Paula e Luis eram amigos a muito tempo, mais tempo do que ela gostava de
admitir para não denunciar todas as 45 primaveras que já vivera, e das quais em
38 delas ele estivera presente em sua vida, hora mais próximo, hora mais
distante por causa dos compromissos e chatices da vida adulta. Ele era a alma
irmã de Paula, um pedaço dela que por descuido da vida havia nascido em outro
corpo.
Quando conversavam apenas se perdiam em diálogos infinitos e
despretensiosos, não tentavam encontrar as soluções para as crises globais, nem
pretendiam achar as respostas para as perguntas existencialistas que o mundo
empurra goela abaixo, eles apenas abriam seus corações na certeza de ser
compreendidos, mesmo quando as palavras faltavam e eram insuficientes para
expressar o sentimento. Os olhares trocados preenchiam as lacunas, às vezes eram
olhos chuvosos que se derramavam em dor e tristeza, às vezes eram sorrisos na
pupila que extrapolavam a pálpebra. Tinham seu idioma próprio e apenas os dois
falavam-no com fluência.
Num dos dias de melancolia sem razão, depois de minutos calada, Paula
lhe confidenciou:
- Sabe Luis, meu maior medo na vida é a rotina, é acabar me acostumando.
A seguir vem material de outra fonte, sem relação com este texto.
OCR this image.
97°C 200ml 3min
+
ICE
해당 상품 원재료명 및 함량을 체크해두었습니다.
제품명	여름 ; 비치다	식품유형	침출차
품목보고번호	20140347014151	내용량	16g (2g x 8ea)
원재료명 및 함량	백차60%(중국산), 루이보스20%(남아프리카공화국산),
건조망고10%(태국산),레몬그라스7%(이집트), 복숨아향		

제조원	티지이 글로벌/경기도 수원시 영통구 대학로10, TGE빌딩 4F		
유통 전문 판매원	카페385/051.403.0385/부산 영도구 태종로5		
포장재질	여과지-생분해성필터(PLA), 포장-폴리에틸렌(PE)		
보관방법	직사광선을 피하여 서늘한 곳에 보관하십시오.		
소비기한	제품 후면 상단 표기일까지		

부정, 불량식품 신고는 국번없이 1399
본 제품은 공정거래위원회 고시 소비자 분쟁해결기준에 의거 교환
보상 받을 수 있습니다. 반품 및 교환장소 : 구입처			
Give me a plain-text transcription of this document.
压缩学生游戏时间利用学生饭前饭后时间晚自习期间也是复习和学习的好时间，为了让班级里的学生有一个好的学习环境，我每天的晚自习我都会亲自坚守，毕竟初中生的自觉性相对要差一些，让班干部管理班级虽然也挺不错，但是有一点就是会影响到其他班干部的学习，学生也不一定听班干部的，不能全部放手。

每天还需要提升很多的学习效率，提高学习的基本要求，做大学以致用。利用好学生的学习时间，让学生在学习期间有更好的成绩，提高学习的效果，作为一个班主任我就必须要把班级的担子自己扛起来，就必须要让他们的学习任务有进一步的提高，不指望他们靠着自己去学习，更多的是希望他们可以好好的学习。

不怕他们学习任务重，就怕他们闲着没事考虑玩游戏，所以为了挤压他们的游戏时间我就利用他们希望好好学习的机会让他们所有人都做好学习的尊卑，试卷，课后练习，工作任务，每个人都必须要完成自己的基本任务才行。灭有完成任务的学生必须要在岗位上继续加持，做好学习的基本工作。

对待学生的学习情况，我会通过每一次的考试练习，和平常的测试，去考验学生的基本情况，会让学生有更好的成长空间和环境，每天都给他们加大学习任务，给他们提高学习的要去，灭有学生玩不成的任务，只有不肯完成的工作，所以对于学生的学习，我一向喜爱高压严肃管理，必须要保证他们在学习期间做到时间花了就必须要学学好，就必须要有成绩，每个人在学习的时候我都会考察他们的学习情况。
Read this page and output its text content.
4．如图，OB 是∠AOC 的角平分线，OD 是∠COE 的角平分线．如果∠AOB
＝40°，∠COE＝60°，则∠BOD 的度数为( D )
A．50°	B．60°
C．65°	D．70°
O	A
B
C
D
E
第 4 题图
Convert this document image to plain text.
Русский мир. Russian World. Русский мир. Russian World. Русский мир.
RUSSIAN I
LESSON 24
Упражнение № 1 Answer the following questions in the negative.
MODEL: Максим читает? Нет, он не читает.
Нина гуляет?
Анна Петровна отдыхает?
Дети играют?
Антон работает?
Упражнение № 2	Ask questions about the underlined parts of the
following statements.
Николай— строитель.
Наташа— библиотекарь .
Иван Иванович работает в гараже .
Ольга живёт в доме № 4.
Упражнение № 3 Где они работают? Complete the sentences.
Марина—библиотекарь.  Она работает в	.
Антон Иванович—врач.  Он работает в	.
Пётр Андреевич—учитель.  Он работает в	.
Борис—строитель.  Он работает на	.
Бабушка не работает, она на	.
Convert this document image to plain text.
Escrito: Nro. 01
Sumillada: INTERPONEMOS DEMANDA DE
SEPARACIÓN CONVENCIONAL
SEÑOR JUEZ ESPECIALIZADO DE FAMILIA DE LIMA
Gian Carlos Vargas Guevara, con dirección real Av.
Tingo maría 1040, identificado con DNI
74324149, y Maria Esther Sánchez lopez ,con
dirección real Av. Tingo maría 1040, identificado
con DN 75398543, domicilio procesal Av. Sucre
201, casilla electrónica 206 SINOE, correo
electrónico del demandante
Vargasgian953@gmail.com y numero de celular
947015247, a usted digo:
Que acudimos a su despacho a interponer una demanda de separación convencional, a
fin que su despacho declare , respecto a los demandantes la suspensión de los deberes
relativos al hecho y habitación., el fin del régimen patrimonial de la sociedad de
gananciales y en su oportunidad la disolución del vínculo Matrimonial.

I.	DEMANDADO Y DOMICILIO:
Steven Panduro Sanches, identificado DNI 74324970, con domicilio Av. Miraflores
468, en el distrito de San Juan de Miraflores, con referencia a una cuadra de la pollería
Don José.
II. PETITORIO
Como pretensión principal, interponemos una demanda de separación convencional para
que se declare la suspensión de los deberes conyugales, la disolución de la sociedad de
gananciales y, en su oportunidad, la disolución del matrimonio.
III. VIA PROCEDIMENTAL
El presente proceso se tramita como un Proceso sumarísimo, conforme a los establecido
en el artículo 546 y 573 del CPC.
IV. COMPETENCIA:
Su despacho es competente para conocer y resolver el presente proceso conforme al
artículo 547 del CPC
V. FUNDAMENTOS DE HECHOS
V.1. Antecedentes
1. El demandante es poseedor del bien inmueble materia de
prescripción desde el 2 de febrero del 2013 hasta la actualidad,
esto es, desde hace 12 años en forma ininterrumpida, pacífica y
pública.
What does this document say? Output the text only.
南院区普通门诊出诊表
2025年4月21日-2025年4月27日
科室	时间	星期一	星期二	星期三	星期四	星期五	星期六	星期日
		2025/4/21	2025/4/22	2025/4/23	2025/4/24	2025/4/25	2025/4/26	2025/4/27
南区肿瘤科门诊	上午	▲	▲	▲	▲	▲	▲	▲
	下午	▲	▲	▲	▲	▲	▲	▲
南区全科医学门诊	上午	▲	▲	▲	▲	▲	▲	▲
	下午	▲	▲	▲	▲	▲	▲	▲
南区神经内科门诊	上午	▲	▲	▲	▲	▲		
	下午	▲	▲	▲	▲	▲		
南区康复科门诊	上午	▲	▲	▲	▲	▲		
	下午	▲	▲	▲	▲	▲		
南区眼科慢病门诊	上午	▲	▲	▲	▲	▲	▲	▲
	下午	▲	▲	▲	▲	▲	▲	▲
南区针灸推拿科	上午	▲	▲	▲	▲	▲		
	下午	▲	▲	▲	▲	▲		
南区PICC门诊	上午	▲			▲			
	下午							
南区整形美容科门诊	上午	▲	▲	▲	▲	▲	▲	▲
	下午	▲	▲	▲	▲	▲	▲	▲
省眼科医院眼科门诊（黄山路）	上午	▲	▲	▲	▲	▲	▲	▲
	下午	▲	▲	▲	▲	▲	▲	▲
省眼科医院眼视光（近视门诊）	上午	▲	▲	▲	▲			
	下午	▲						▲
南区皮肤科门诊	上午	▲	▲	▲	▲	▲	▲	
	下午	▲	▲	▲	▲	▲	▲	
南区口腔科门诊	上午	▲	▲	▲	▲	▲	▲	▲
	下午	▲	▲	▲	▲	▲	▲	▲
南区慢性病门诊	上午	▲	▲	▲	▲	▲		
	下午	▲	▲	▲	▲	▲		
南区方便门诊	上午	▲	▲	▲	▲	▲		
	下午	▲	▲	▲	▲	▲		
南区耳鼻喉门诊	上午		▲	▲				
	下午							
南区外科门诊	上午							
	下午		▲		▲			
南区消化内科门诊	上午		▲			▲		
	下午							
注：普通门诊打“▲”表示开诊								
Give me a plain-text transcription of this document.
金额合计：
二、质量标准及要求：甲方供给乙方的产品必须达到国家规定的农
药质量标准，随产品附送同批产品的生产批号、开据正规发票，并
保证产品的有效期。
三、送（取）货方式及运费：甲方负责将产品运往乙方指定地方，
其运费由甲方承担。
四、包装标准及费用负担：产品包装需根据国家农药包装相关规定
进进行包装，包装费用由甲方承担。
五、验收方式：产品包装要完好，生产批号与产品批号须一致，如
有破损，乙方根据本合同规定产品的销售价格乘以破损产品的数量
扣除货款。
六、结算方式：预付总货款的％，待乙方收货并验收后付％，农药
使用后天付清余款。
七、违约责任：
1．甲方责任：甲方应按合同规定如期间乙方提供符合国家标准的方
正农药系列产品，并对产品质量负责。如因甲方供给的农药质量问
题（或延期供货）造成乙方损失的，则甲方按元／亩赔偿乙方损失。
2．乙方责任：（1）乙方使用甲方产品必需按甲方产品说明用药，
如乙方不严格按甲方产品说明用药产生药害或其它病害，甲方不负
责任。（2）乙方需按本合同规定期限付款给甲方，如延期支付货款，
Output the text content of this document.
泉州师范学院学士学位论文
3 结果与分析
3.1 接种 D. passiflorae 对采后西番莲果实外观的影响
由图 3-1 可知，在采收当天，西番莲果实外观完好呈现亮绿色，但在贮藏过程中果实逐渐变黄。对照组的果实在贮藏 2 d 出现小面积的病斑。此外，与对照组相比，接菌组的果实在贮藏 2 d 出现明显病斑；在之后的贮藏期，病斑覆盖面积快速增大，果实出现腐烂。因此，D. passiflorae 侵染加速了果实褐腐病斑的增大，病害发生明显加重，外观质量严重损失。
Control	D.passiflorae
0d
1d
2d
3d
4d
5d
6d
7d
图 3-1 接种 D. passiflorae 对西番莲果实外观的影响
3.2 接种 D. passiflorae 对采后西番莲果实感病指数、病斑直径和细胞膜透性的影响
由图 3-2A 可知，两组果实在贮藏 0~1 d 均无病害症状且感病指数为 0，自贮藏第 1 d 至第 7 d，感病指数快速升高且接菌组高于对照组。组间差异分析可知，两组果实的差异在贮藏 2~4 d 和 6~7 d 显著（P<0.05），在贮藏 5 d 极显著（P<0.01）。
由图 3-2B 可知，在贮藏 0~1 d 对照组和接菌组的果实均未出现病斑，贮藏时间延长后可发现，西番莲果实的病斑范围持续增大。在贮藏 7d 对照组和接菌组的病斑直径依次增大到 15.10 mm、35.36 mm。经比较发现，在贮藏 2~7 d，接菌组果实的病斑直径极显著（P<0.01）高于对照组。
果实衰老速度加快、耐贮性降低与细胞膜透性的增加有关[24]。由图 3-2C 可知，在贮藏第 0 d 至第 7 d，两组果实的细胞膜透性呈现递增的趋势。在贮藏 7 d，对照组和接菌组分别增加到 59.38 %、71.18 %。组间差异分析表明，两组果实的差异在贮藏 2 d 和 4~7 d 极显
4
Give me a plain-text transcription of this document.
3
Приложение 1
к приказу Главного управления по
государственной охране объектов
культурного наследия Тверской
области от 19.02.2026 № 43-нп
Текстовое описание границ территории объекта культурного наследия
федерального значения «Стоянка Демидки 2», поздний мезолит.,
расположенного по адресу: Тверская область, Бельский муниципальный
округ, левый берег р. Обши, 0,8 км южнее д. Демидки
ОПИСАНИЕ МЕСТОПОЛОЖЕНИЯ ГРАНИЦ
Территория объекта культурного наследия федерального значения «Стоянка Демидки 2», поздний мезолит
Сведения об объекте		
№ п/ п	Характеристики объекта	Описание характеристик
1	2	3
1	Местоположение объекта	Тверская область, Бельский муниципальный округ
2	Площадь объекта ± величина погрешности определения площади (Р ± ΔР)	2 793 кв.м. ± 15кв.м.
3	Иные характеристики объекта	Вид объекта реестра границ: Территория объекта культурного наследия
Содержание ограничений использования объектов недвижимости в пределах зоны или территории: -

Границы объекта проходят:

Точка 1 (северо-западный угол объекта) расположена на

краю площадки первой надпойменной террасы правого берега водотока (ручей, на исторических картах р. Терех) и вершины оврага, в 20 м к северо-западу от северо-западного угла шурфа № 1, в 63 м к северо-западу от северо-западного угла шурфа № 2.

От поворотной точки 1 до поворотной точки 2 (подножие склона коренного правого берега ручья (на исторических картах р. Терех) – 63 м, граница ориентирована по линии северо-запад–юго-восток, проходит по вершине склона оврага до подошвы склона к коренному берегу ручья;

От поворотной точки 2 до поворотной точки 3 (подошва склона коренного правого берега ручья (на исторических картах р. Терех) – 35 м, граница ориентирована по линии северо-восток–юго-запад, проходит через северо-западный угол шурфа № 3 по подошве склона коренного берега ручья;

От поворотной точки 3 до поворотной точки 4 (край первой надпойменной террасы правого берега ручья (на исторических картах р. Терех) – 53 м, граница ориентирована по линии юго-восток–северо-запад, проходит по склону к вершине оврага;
Nessa vida tudo é contornável. O homem pode se acostumar com as piores
condições de vida – fome, miséria, violência, doenças, somos programados para
sobreviver e para isso às vezes fechamos
os olhos e tapamos os ouvidos. Morro de medo de um dia acordar e perceber que
deixei de ver com estranheza, e até horror, esses pequenos absurdos cotidianos
que de tanto escutarmos na TV, cada dia parecem mais normais, menos sustos
causam. É por isso que de vez em quando eu me desligo de tudo por um tempo e me
desintoxico dessa sobrecarga de informações negativas. Não vou deixar que
ninguém me convença que o mundo está perdido, para mim não, eu ainda vejo muito
pelo que lutar e enquanto não posso fazer muita coisa ao menos tento manter
acesa essa fome de mudança que mora aqui dentro e mudo a mim mesma um pouquinho
a cada dia. Deus me livre de morrer uma pessoa pior do que nasci.